Vaciamos las botellas entre el silencio, algún comentario absurdo por mi parte y la sensación de que ella se arrepiente de haberme citado. Necesito romper el hielo para que no confirme que soy un pringado. “Bueno, pues mi plato estrella son los tacos de rabo de toro con guacamole y cebolla morada con jugo de lima”. Me tapa la boca con su dedo índice y me agarra del cuello mientras me lleva a sus labios.
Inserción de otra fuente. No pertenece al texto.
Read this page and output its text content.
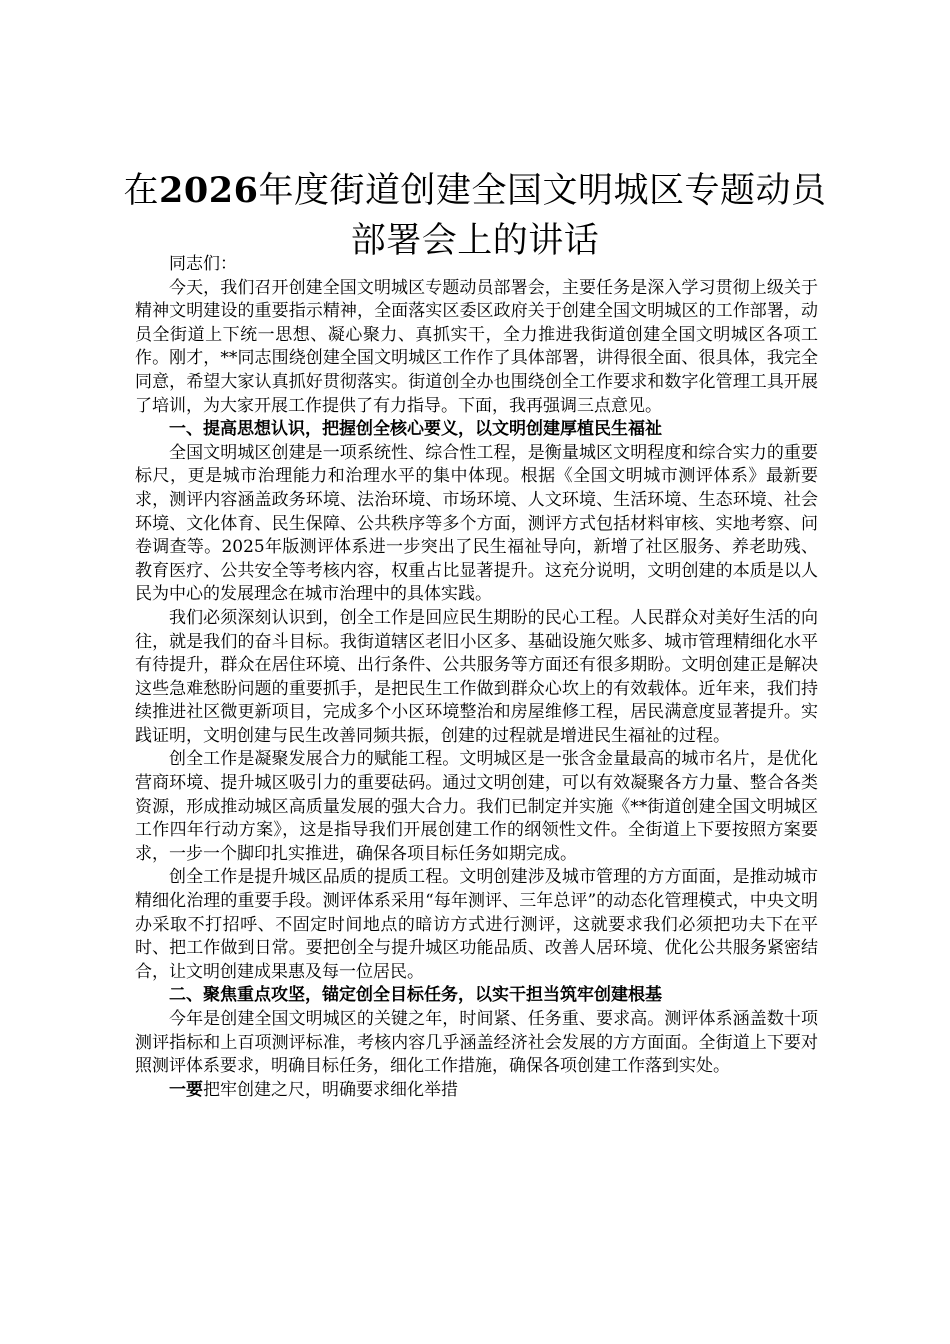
在2026年度街道创建全国文明城区专题动员
部署会上的讲话

同志们：

今天，我们召开创建全国文明城区专题动员部署会，主要任务是深入学习贯彻上级关于精神文明建设的重要指示精神，全面落实区委区政府关于创建全国文明城区的工作部署，动员全街道上下统一思想、凝心聚力、真抓实干，全力推进我街道创建全国文明城区各项工作。刚才，**同志围绕创建全国文明城区工作作了具体部署，讲得很全面、很具体，我完全同意，希望大家认真抓好贯彻落实。街道创全办也围绕创全工作要求和数字化管理工具开展了培训，为大家开展工作提供了有力指导。下面，我再强调三点意见。

一、提高思想认识，把握创全核心要义，以文明创建厚植民生福祉

全国文明城区创建是一项系统性、综合性工程，是衡量城区文明程度和综合实力的重要标尺，更是城市治理能力和治理水平的集中体现。根据《全国文明城市测评体系》最新要求，测评内容涵盖政务环境、法治环境、市场环境、人文环境、生活环境、生态环境、社会环境、文化体育、民生保障、公共秩序等多个方面，测评方式包括材料审核、实地考察、问卷调查等。2025年版测评体系进一步突出了民生福祉导向，新增了社区服务、养老助残、教育医疗、公共安全等考核内容，权重占比显著提升。这充分说明，文明创建的本质是以人民为中心的发展理念在城市治理中的具体实践。

我们必须深刻认识到，创全工作是回应民生期盼的民心工程。人民群众对美好生活的向往，就是我们的奋斗目标。我街道辖区老旧小区多、基础设施欠账多、城市管理精细化水平有待提升，群众在居住环境、出行条件、公共服务等方面还有很多期盼。文明创建正是解决这些急难愁盼问题的重要抓手，是把民生工作做到群众心坎上的有效载体。近年来，我们持续推进社区微更新项目，完成多个小区环境整治和房屋维修工程，居民满意度显著提升。实践证明，文明创建与民生改善同频共振，创建的过程就是增进民生福祉的过程。

创全工作是凝聚发展合力的赋能工程。文明城区是一张含金量最高的城市名片，是优化营商环境、提升城区吸引力的重要砝码。通过文明创建，可以有效凝聚各方力量、整合各类资源，形成推动城区高质量发展的强大合力。我们已制定并实施《**街道创建全国文明城区工作四年行动方案》，这是指导我们开展创建工作的纲领性文件。全街道上下要按照方案要求，一步一个脚印扎实推进，确保各项目标任务如期完成。

创全工作是提升城区品质的提质工程。文明创建涉及城市管理的方方面面，是推动城市精细化治理的重要手段。测评体系采用“每年测评、三年总评”的动态化管理模式，中央文明办采取不打招呼、不固定时间地点的暗访方式进行测评，这就要求我们必须把功夫下在平时、把工作做到日常。要把创全与提升城区功能品质、改善人居环境、优化公共服务紧密结合，让文明创建成果惠及每一位居民。

二、聚焦重点攻坚，锚定创全目标任务，以实干担当筑牢创建根基

今年是创建全国文明城区的关键之年，时间紧、任务重、要求高。测评体系涵盖数十项测评指标和上百项测评标准，考核内容几乎涵盖经济社会发展的方方面面。全街道上下要对照测评体系要求，明确目标任务，细化工作措施，确保各项创建工作落到实处。

一要把牢创建之尺，明确要求细化举措
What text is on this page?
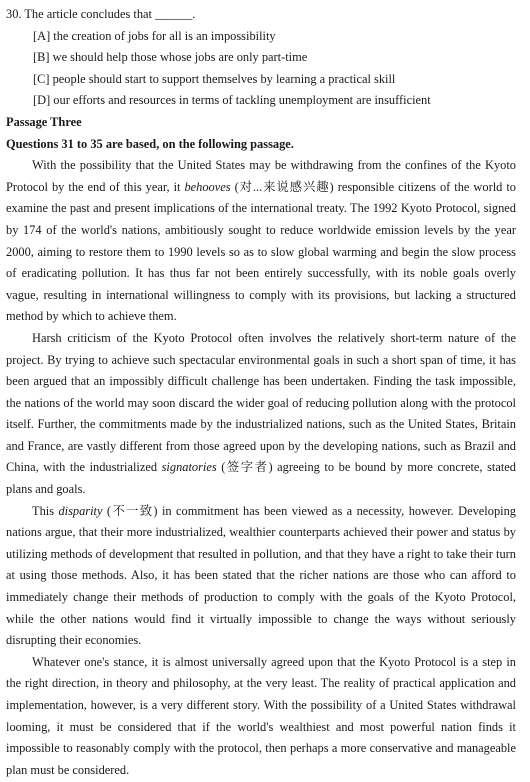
30. The article concludes that ______.
[A] the creation of jobs for all is an impossibility
[B] we should help those whose jobs are only part-time
[C] people should start to support themselves by learning a practical skill
[D] our efforts and resources in terms of tackling unemployment are insufficient
Passage Three
Questions 31 to 35 are based, on the following passage.

With the possibility that the United States may be withdrawing from the confines of the Kyoto Protocol by the end of this year, it behooves (对...来说感兴趣) responsible citizens of the world to examine the past and present implications of the international treaty. The 1992 Kyoto Protocol, signed by 174 of the world's nations, ambitiously sought to reduce worldwide emission levels by the year 2000, aiming to restore them to 1990 levels so as to slow global warming and begin the slow process of eradicating pollution. It has thus far not been entirely successfully, with its noble goals overly vague, resulting in international willingness to comply with its provisions, but lacking a structured method by which to achieve them.

Harsh criticism of the Kyoto Protocol often involves the relatively short-term nature of the project. By trying to achieve such spectacular environmental goals in such a short span of time, it has been argued that an impossibly difficult challenge has been undertaken. Finding the task impossible, the nations of the world may soon discard the wider goal of reducing pollution along with the protocol itself. Further, the commitments made by the industrialized nations, such as the United States, Britain and France, are vastly different from those agreed upon by the developing nations, such as Brazil and China, with the industrialized signatories (签字者) agreeing to be bound by more concrete, stated plans and goals.

This disparity (不一致) in commitment has been viewed as a necessity, however. Developing nations argue, that their more industrialized, wealthier counterparts achieved their power and status by utilizing methods of development that resulted in pollution, and that they have a right to take their turn at using those methods. Also, it has been stated that the richer nations are those who can afford to immediately change their methods of production to comply with the goals of the Kyoto Protocol, while the other nations would find it virtually impossible to change the ways without seriously disrupting their economies.

Whatever one's stance, it is almost universally agreed upon that the Kyoto Protocol is a step in the right direction, in theory and philosophy, at the very least. The reality of practical application and implementation, however, is a very different story. With the possibility of a United States withdrawal looming, it must be considered that if the world's wealthiest and most powerful nation finds it impossible to reasonably comply with the protocol, then perhaps a more conservative and manageable plan must be considered.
“Me aburro, chaval. Me aburro mucho. Y tú no lo mejoras. Sé que no sabes hacerte un huevo frito, pero seguro que de comer entiendes mucho más. Y por eso quiero que me comas el coño. Aquí y ahora”. Mi palidez rivaliza con el brillo de la luna. Titubeo mientras veo que se baja los leggings, toma mis dedos y se los pasa por la humedad de su entrepierna. “¿Te atreves?”, susurra mientras muerde mi oreja.

Me atrevo y encajo mi cabeza entre sus piernas. Con tanta delicadeza como hambre utilizo el índice y el anular de la mano derecha para separar sus empapados labios mayores y que mi lengua se abra paso hacia su hinchada perla. Ella gime y guía mis lametones arriba y abajo, abajo y arriba. No deja que intercale el proceso con algún beso o mordisco en el cuello. Ojalá descubrir sus tetas, que se asoman traviesas sobre ese top oscuro. Pero no hay manera.

“Haz que me corra. Lo necesito”. Sus órdenes son mis deseos. Navego por su mar interior hasta que llego al puerto de su orgasmo en un maremoto en el que ella eleva su pelvis, gime bajo la protección del arenal y grita. “Joder”, suspira, mientras se retuerce. Yo la tengo dura, muy dura, y me aproximo a ella con sigilo para intentar ser correspondido. Reina el silencio, pero espero que me entienda.

De pronto, abre los ojos por primera vez después de su orgasmo. Me escudriña. Me psicoanaliza con su mirada verde. Abre la boca: “Me aburro. Vete”.

Y aquí estoy yo, volviendo a casa. Con mil dudas en la cabeza, una fantasía cumplida y un regusto a sal y sexo en la lengua. Me aburro.